With electric vehicles increasing in popularity and availability, potential electric converts may be wondering how an electric car will drive.
Will it be slow to respond or feel odd to handle? Do you have to learn to drive differently for it to work properly?
The simple answer is no. Although there are some differences in the electric driving experience, there are plenty of similarities. This guide explains what it’s like to drive an electric car and answers many of the questions buyers might have.
Are electric cars difficult to drive?
Electric cars are actually incredibly easy to drive, and the reason for this is precisely because they’re electric. To start with, there are no gears to worry about, so you simply climb in, press the start button, choose drive on the gear selector and away you go.

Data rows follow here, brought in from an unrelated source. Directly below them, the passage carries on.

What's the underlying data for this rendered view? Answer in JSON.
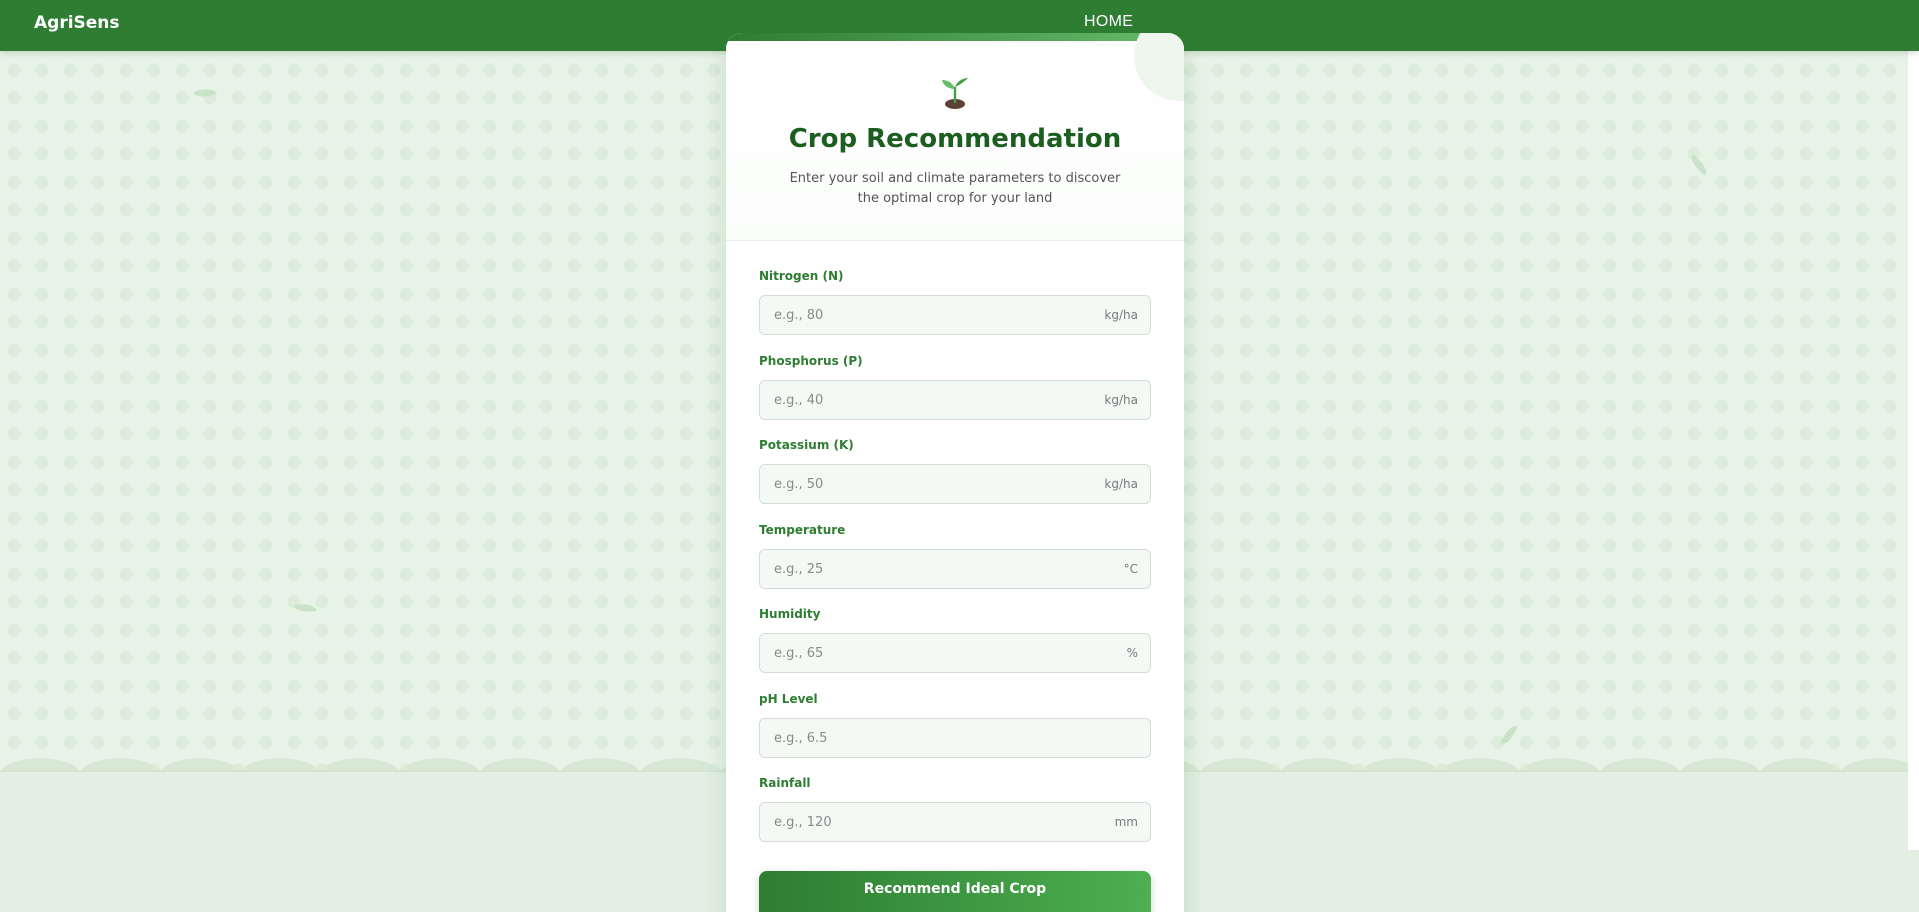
{
  "navbar": {
    "brand": "AgriSens",
    "home_link": "HOME"
  },
  "card": {
    "icon": "seedling-icon",
    "title": "Crop Recommendation",
    "subtitle": "Enter your soil and climate parameters to discover the optimal crop for your land",
    "fields": [
      {
        "label": "Nitrogen (N)",
        "placeholder": "e.g., 80",
        "unit": "kg/ha"
      },
      {
        "label": "Phosphorus (P)",
        "placeholder": "e.g., 40",
        "unit": "kg/ha"
      },
      {
        "label": "Potassium (K)",
        "placeholder": "e.g., 50",
        "unit": "kg/ha"
      },
      {
        "label": "Temperature",
        "placeholder": "e.g., 25",
        "unit": "°C"
      },
      {
        "label": "Humidity",
        "placeholder": "e.g., 65",
        "unit": "%"
      },
      {
        "label": "pH Level",
        "placeholder": "e.g., 6.5",
        "unit": ""
      },
      {
        "label": "Rainfall",
        "placeholder": "e.g., 120",
        "unit": "mm"
      }
    ],
    "submit_label": "Recommend Ideal Crop"
  },
  "colors": {
    "brand_green": "#2e7d32",
    "title_green": "#1b5e20",
    "background": "#e8f3e7"
  }
}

But this isn’t like a conventional automatic, where you put the car in drive and let the transmission shift through gears. There are no distinct gears for the car to select, simply because an electric motor doesn’t require gears. The motor spins in one direction to go forwards, and the other to go backwards – and that’s it.

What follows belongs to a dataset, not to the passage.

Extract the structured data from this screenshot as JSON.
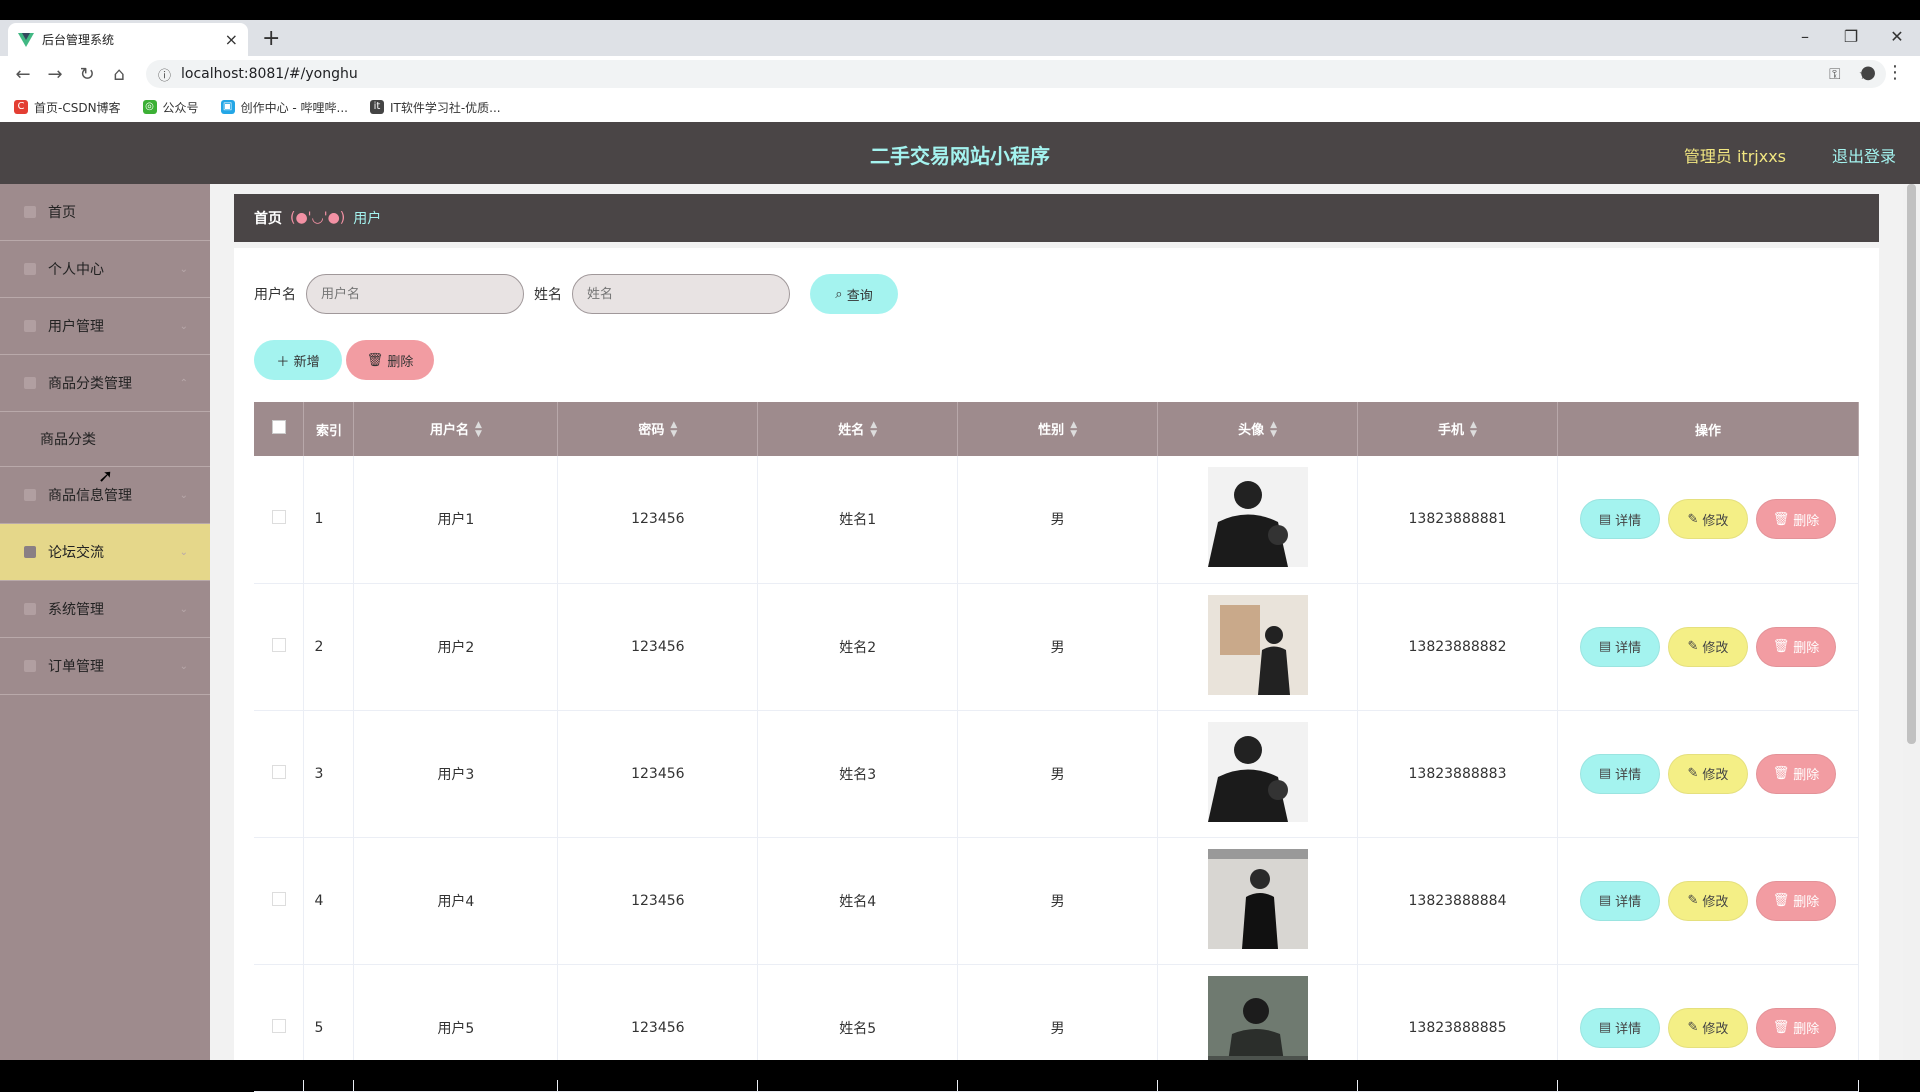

One key reason there’s no need for gears is that an electric motor’s torque – the engine’s rotational force – is available instantly. In an internal combustion engine, you have to get the car into a peak power band before all the potential performance is available. In an electric car, put your foot down, and the motor’s power is immediately on tap.
So it’s simple to speed up, but there’s an even better design for slowing down again. Every time you lift off the throttle or push the brake pedal, the car not only slows down, but also tops up the battery a little.
In many electric cars, this means you can drive almost entirely on one pedal, relying on taking your foot off the pedal and the car’s built-in energy capture system slowing you down enough for most situations.
Of course, there are conventional brakes for when you need to stop more quickly, but often these are only necessary when parking.
This regenerative braking is one of an electric car’s greatest differences from a petrol or diesel model, but also one of the attributes that make them so easy to drive. In fact, when you get back into a car with a conventional engine, braking can feel wasteful because you’re not capturing and reusing some of that energy.
In terms of outright acceleration, an electric car will often ‘win the traffic light Grand Prix’, getting off the line far quicker than any non-electric model.
Are electric cars slow and dull?
The responsiveness of an electric motor means that even the most humble electric car offers a fun driving experience. With a punchy motor delivering all its power as soon as the throttle is pressed, an electric car can be both nippy to drive and one of the fastest cars on the road.
In terms of outright acceleration, an electric car will often ‘win the traffic light Grand Prix’, getting off the line far quicker than any non-electric model. When already on the move, electric cars are fast to respond, with rapid pick-up during the in-gear acceleration phase in a non-electric car. This makes life when driving an electric car much easier, particularly in busy traffic.
Another essential feature of an electric car is the battery. It’s used to benefit driving dynamics rather than hinder them, even though it adds weight to the vehicle. It’s placed in the car’s floor between the axles, ensuring the centre of gravity is as low as possible. As a result, the suspension can afford to be a little softer than usual, giving a comfortable ride, while the cars’ handling remains sure-footed and fun.
What other benefits are there to driving an EV?
Electric cars are zero emission at point of use, responsive, agile, comfortable and easy yet fun to drive. That’s a long list of benefits, but there are more too – the chief being refinement. EVs can run almost silently because of a motor that makes very little noise – however, safety concerns mean that from 2021, all electric cars must have artificial noise added to alert pedestrians and other road users that they’re approaching.